Tive’s Solo trackers provide hyper-accurate location and condition reporting across all transport modes, to identify and help shippers mitigate service disruptions and manage logistics costs. Embedded at the container or SKU level, they generate and transmit real-time data, capturing temperature, humidity, shock, motion and light. GPS, Wi-Fi and cellular triangulation provide location accuracy within 10 meters — or better, with 2G-5G platform connectivity.
Temperature accuracy is within 0.5 degrees Celsius at ranges within 60 to minus 20 degrees. Each tracker meets FDA, 3-point NIST and GAMP 5 standards.
The cloud-based application, integrated with customer supply chain management or enterprise resource planning (ERP) systems, conducts real-time, accurate visualization and monitoring of sensor data to develop predictive ETAs and improve OTIF rates. Real-time alerts enable proactive planning and rapid response to disruptions. Data and analytics, on user-friendly dashboards, simplify production of shipment analysis scorecards.

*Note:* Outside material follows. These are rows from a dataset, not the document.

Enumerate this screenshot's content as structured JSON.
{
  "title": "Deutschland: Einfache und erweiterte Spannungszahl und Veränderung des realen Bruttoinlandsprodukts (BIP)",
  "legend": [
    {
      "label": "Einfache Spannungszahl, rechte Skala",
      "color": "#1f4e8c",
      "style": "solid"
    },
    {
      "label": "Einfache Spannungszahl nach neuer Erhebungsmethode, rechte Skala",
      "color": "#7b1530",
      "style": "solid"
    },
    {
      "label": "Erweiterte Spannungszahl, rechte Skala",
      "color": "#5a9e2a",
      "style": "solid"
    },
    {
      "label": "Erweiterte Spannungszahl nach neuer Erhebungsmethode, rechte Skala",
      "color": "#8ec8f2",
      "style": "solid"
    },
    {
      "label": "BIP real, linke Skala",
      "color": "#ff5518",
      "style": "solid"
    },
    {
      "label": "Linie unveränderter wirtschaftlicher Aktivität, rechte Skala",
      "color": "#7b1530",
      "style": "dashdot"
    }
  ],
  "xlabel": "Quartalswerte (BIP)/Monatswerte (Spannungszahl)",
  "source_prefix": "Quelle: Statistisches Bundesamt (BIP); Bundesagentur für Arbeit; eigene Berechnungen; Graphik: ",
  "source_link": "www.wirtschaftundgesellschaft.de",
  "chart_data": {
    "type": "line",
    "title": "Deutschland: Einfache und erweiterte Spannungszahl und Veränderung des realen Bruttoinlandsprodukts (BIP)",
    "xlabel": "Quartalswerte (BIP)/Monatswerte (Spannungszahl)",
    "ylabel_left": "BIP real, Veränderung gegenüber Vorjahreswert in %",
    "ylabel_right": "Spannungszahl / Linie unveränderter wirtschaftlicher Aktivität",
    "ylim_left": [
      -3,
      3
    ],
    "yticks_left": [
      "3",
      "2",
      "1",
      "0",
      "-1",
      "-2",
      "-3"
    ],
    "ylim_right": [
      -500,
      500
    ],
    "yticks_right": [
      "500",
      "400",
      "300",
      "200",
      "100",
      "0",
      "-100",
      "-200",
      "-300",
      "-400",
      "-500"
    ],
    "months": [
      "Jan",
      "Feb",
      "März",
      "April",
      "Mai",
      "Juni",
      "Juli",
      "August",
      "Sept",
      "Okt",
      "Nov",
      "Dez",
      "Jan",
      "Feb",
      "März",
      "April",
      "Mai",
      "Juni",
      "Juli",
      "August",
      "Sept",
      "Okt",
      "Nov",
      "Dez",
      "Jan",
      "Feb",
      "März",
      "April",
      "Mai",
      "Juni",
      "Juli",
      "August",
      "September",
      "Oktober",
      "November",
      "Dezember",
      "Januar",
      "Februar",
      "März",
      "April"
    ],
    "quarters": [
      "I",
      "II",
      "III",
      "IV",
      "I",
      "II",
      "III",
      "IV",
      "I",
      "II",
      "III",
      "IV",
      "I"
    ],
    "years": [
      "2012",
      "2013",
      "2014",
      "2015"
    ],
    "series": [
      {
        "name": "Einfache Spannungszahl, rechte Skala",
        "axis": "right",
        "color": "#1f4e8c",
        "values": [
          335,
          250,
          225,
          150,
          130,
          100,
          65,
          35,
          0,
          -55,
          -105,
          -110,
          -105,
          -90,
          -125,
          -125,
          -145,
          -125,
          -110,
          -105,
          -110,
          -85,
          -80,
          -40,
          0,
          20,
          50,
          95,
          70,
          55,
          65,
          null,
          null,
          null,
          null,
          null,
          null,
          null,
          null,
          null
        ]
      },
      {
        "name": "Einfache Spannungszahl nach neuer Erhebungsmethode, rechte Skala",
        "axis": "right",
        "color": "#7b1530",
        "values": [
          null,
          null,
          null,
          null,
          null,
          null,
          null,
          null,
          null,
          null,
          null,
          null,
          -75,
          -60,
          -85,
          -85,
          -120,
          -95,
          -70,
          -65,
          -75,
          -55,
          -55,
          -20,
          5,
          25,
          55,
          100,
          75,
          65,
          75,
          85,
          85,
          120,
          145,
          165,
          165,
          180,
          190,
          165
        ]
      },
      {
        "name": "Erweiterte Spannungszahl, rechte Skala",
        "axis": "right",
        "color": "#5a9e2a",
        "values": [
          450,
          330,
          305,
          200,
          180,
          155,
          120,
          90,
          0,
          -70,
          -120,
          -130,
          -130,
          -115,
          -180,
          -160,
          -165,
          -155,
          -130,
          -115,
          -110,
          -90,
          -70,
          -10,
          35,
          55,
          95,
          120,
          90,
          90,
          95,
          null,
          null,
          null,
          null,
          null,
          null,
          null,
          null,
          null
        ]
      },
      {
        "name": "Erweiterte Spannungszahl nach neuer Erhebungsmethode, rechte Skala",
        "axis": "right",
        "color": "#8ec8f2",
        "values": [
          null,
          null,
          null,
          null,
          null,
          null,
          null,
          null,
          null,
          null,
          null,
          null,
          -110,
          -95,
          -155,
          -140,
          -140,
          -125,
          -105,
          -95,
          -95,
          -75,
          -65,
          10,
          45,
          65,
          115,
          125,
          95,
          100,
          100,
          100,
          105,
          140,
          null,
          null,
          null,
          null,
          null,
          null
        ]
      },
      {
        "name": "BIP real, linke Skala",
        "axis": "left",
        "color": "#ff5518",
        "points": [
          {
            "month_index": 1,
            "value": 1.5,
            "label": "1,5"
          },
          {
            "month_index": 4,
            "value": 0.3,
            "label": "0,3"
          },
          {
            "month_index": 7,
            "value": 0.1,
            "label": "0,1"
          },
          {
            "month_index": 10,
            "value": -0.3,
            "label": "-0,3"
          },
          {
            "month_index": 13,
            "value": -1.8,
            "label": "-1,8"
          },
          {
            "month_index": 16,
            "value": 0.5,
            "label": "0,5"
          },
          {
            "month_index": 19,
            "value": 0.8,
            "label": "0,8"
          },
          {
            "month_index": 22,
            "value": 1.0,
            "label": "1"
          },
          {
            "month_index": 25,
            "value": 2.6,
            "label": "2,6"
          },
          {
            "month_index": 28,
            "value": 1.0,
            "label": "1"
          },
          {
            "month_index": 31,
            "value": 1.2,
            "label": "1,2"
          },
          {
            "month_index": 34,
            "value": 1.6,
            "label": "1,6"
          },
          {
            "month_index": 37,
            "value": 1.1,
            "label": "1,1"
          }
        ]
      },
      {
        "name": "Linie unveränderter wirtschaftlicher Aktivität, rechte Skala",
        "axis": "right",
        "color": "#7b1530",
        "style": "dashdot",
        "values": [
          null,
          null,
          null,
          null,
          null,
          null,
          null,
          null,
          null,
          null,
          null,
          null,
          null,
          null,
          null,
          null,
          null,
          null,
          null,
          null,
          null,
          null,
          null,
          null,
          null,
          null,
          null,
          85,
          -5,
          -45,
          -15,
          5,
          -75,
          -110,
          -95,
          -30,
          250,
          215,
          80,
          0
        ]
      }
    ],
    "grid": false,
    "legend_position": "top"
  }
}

“We prevent shipment delays and damage by reporting possible exceptions in real time,” says Tive vice president-global marketing Jim Waters. “It’s about saving the shipment and executing on OTIF.” Failing that, trackers provide a real-time record of events for purposes of a claim or compliance review.
Tive’s shipment visibility solution helped pharma and life sciences 3PL Optimize Courier identify the source of a client’s recurring cargo losses, and retrieve and redirect a $500,000 shipment misplaced in an aircraft refrigerated cooler at the wrong temperature. A European drug manufacturer shipping temperature-controlled medicines rescued a $1.5 million time-sensitive shipment, in a refrigerated container set to 6 degrees rather than 20 degrees, by reaching the carrier directly to reset the temperature and by ordering replacement products as a precaution.
In addition to pharmaceuticals, Tive serves clients with high-value, fragile or perishable shipments of art, electronics, coffee, automotive components and industrial equipment.